Nigeria’s long-awaited oil reform bill would take steps to privatize the Nigerian National Petroleum Co. (NNPC), amend changes to deepwater royalties made late last year and create new regulatory bodies, a copy of the bill seen by Reuters showed.
President Muhammadu Buhari has sent the bill to the Senate, Senate President Ahmad Lawan confirmed late Sept. 28. It, along with the House of Representatives, must sign off on the bill before it can become law. Nigeria is Africa’s largest crude exporter.
Lawan said the communication from Buhari would be officially presented in the two chambers on Sept. 29 and that they aimed to pass the bill “as quickly as possible.”
The legislation has been in the works for 20 years and looks to revise laws governing Nigeria’s oil and gas exploration not fully updated since the 1960s because of the contentious nature of any change to oil taxes, terms and revenue-sharing.
It proposes creating a limited liability corporation into which the ministers of finance and petroleum would transfer NNPC assets.
The government would then pay cash for shares of the company and it would operate as a commercial entity without access to state funds.
The changes could make it easier for the struggling company to raise funds.

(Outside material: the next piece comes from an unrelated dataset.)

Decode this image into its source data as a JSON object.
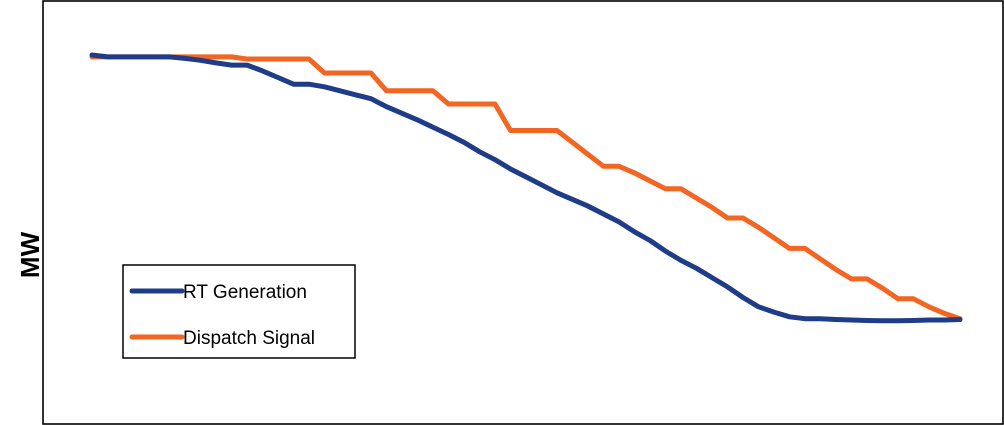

However, the bill does not require government to sell shares in the company and, unlike previous reform proposals, does not set a deadline for privitization to be completed.
The legislation would also amend controversial changes to deep offshore royalties made late last year by cutting the royalty that companies pay the government for offshore fields producing less than 15,000 barrels per day to 7.5% from 10%.
It would change a price-based royalty too, so that it kicked in when oil prices climbed above $50 per barrel, rather than $35.
It would also codify in law that companies cannot deduct gas flaring penalties from taxes, a practice that was the subject of a court case.
The measure would also scrap the Petroleum Equalization Fund, which used to distribute cash to keep nationwide petrol prices uniform, and create new regulatory bodies, scrapping the Petroleum Products Pricing Regulatory Agency and transferring to a new commission many of the tasks currently handled by the Department of Petroleum Resources.